War. Like other emotive words - rape, genocide, tragedy, war has had its corners worn off of it by excessive and inappropriate use.
On the one hand, war is a legal state of affairs, declared by a government (in the US, by Congress, according to Section 8 of the Constitution). It's declared and waged by one nation, on another nation.
But war has also become any form of all-out agression, notwithstanding the legal status. The War on Poverty, or the War on Drugs. I don't recall seeing soldiers in camoflage on the streets, making war on poverty. These were wars of political hyperbole, dramatic at the time, but having the effect of cheapening the word.

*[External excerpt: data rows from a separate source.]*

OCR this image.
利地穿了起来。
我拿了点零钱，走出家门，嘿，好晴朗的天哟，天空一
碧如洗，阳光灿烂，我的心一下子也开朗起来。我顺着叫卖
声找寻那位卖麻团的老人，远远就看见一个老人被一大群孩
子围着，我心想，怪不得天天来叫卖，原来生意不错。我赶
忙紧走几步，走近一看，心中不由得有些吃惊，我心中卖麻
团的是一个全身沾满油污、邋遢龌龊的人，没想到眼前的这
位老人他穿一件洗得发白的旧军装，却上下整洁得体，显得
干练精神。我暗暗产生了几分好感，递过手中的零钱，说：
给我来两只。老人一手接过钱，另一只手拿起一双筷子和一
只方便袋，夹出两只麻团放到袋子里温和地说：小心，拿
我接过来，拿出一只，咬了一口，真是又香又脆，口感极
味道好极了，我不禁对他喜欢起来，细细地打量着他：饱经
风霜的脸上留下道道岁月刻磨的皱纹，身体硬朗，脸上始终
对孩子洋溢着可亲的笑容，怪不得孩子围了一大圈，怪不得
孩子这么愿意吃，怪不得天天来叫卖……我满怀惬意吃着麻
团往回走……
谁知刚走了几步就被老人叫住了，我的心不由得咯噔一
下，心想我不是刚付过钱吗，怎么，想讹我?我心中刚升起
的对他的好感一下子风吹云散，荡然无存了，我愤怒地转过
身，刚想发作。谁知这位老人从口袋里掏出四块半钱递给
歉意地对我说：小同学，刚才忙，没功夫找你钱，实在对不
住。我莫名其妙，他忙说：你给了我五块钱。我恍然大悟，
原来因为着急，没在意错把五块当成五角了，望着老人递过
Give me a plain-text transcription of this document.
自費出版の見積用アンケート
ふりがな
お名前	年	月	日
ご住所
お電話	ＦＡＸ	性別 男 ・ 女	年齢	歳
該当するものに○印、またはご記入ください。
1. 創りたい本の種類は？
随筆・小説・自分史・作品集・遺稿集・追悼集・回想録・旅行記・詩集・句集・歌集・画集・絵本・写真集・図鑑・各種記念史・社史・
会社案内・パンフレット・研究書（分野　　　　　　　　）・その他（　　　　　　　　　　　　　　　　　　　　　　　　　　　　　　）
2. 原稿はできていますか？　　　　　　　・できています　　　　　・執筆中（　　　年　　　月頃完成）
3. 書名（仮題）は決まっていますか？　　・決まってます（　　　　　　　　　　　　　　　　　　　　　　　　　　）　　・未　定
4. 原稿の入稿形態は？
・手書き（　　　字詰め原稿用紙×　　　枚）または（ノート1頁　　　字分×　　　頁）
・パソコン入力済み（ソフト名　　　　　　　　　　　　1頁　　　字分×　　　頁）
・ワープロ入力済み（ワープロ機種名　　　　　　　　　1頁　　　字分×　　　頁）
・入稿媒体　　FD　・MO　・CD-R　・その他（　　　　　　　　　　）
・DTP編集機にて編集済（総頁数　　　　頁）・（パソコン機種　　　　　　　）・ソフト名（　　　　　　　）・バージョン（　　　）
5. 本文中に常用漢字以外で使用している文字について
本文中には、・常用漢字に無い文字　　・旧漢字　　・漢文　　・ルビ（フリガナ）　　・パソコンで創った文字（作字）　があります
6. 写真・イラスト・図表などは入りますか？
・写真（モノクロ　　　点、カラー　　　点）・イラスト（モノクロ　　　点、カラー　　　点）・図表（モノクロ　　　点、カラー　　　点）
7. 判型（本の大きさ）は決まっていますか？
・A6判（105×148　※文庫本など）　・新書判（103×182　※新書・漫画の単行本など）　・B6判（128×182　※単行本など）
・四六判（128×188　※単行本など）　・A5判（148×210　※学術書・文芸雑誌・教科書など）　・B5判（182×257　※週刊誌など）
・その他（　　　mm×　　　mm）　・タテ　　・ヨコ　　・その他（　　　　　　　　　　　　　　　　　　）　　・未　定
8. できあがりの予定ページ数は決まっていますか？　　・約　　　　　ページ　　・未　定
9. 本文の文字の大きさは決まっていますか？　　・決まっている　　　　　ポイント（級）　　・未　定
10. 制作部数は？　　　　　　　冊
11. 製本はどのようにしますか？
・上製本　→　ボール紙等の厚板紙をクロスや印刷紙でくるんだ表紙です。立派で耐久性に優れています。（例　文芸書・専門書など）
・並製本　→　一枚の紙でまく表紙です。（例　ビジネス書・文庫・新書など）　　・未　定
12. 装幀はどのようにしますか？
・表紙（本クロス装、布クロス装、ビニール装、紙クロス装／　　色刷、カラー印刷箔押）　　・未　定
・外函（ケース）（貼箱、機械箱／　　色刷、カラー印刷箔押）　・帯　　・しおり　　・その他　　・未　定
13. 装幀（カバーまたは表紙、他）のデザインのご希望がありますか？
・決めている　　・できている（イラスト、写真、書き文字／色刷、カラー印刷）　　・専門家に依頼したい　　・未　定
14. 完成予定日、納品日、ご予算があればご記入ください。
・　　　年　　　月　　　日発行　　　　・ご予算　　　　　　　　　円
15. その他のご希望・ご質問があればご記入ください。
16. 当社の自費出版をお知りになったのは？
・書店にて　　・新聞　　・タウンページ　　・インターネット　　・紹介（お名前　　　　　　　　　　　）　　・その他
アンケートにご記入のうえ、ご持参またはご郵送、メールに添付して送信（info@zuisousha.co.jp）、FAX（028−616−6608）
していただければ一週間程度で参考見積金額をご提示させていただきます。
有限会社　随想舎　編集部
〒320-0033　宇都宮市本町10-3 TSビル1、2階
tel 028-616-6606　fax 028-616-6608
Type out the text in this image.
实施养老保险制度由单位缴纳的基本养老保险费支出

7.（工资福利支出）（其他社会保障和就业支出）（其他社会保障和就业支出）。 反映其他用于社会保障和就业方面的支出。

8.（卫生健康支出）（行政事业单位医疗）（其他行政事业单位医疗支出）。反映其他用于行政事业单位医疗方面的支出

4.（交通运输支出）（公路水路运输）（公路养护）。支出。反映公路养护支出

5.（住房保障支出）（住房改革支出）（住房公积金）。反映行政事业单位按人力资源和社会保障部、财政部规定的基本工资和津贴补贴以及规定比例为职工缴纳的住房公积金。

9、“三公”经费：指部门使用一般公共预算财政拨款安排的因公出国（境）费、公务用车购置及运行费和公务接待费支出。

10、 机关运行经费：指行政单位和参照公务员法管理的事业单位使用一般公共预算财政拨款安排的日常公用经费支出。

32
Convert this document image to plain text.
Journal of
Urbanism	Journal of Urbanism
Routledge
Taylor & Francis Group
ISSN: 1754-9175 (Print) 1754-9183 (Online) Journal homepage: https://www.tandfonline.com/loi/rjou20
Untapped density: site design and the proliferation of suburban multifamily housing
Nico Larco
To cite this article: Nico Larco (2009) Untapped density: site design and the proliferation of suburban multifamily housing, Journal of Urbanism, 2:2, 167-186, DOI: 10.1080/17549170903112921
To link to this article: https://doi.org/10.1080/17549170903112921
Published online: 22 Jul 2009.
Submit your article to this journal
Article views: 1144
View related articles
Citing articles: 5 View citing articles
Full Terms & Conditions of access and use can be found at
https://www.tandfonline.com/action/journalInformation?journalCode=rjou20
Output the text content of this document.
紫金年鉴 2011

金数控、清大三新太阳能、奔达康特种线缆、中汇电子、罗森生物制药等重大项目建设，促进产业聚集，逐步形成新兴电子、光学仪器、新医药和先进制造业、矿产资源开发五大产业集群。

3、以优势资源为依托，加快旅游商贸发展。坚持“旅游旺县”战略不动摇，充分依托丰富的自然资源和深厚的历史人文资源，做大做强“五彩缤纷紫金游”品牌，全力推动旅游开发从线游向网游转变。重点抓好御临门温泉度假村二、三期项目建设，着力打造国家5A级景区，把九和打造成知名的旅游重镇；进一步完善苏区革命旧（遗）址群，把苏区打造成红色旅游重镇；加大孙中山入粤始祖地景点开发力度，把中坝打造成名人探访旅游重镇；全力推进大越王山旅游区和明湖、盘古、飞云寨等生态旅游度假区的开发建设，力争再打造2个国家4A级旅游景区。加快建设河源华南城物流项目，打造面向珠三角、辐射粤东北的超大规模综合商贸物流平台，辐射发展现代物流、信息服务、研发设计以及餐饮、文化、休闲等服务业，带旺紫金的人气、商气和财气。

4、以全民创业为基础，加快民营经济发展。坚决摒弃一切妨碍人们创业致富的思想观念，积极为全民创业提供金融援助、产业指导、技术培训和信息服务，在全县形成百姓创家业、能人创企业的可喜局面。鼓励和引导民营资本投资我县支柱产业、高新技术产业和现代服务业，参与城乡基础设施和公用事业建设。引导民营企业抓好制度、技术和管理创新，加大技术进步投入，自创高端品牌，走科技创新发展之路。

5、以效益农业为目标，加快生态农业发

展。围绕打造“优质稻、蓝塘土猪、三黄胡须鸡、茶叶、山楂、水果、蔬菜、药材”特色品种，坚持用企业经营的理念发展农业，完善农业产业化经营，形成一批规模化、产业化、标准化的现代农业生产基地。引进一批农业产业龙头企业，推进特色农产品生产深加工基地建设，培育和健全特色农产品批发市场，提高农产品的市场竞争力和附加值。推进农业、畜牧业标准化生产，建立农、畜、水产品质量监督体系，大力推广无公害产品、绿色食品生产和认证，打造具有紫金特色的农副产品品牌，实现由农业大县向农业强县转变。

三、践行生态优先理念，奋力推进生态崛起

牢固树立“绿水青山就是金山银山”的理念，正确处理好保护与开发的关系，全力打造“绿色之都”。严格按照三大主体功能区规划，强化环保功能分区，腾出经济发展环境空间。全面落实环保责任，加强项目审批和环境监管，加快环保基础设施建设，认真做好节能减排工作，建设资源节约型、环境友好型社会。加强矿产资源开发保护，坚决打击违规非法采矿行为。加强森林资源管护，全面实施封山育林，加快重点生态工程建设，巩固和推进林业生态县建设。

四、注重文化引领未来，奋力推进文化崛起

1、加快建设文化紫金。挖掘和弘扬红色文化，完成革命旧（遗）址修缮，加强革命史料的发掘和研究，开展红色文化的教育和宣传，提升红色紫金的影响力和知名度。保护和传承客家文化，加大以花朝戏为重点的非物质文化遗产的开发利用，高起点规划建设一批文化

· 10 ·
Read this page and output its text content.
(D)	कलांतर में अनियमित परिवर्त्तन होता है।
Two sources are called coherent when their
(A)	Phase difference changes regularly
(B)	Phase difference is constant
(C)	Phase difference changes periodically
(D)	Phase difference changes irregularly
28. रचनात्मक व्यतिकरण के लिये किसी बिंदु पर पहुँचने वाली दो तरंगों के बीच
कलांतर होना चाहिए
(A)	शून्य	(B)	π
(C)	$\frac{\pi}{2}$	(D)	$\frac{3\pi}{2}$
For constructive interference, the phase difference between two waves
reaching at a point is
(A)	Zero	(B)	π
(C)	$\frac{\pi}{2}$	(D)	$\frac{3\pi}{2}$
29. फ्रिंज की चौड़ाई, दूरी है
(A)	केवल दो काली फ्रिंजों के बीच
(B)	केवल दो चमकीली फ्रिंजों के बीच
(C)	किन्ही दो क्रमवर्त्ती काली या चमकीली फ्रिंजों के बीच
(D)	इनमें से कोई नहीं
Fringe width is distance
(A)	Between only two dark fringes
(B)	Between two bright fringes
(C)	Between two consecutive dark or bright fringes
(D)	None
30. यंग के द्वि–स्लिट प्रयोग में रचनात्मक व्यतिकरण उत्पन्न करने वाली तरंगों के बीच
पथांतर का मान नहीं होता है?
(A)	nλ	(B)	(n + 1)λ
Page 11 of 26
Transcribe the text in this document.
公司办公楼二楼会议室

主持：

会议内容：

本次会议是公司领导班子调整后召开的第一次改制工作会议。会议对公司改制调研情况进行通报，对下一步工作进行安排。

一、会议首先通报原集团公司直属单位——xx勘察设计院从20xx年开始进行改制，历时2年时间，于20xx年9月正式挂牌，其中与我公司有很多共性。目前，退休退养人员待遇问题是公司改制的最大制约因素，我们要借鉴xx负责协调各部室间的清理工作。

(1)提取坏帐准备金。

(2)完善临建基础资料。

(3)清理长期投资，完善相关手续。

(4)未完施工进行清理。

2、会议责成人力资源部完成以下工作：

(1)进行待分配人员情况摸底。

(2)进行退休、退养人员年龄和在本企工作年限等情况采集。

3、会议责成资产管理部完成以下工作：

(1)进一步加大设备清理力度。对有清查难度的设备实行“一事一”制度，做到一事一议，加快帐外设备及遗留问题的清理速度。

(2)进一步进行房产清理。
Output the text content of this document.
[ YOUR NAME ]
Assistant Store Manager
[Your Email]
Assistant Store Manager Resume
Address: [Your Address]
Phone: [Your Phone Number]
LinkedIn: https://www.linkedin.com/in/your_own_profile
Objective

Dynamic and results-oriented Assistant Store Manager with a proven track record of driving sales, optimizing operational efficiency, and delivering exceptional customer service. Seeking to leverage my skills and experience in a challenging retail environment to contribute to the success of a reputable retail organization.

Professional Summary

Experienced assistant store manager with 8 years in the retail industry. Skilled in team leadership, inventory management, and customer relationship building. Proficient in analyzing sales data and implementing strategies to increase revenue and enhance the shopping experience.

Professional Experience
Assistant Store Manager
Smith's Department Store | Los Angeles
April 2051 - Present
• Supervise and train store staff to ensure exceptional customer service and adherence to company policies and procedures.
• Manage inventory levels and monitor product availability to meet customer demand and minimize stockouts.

After September 11, 2001, America is half at one kind of war, half at the other. The situation has all the informality of a hyperbolic war...and threatens all the violence of a real one. This hybrid beast is dangerous. It circumvents the care and caution the framers of the Constitution put into controlling how the nation goes to war, but still gets people killed.
Mind you, the United States hasn't declared a war since Pearl Harbor. Korea, Vietnam, and the Gulf War were not officially declared wars, either. The American government may be be outside of the strict definitions of the law right now, but they've been here before.
On another note, I see that some noders feel that anyone who points out the flaws in the administration's proposed action is a coward and a weak person. Actually, criticism of bad government policy is the only way to get good government policy, and people who do it are better known as responsible citizens.